Mes clients paient très bien, mais…

Mes clients paient très bien…. C’est souvent une réponse qui m’est faite lorsque nous proposons à un dirigeant, à un responsable financier ou à un trésorier, d’étudier une solution d’affacturage. Le constat est clair : dans l’inconscient collectif l’affacturage est un outil de gestion du risque. Ce qui est somme toute assez éloigné de la finalité de l’affacturage   Pourtant ma trésorerie est tendue ! Mes clients paient très bien….Et alors ? Cela n’empêche pas les – douloureux – pics de trésorerie Les études sur les délais de règlement nous apprennent que le délai moyen de règlement en France sur l’année 2016 est de 44,5 jours.

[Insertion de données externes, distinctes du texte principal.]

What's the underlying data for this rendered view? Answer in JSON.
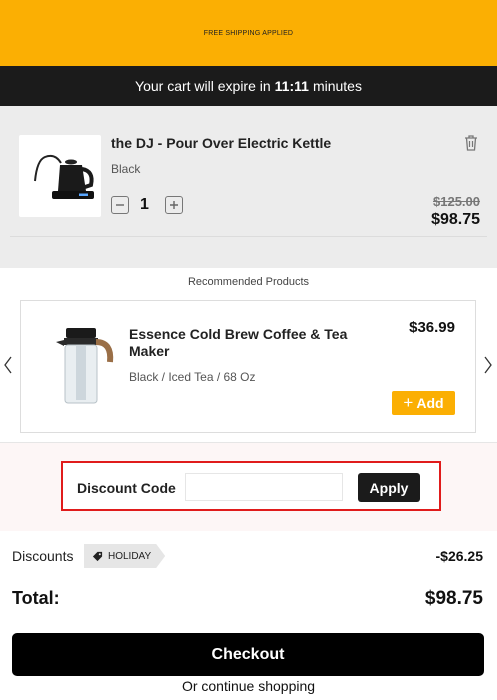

Donc, même si les clients paient très bien, cela veut dire qu’en moyenne, pour les ventes réalisées dans le mois, le règlement ne sera pas intervenu à la fin du mois et la trésorerie attendue non disponible. Quand on ajoute à ce délai moyen de paiement observé les 12,2 jours de retard moyen révélés par les études sur les délais et les comportements de paiements, on se retrouve rapidement avec près de 60 jours « d’argent dehors », soit 2 mois de charges à financer, généralement sur fonds propres ou par le découvert bancaire. En fait, que mes clients paient très bien, ce n’est pas vraiment la question. Que je puisse activer les leviers pour libérer de la trésorerie rapidement, c’est la réponse.   Vade retro Facto En creusant, je me rends compte que mon interlocuteur perçoit toujours l’affacturage comme l’antichambre de la mort de l’entreprise et d’une invective « vade retro facto », rejette l’image ancrée dans l’inconscient collectif plus par réflexe ou par mimétisme que par choix raisonné. Voici 2...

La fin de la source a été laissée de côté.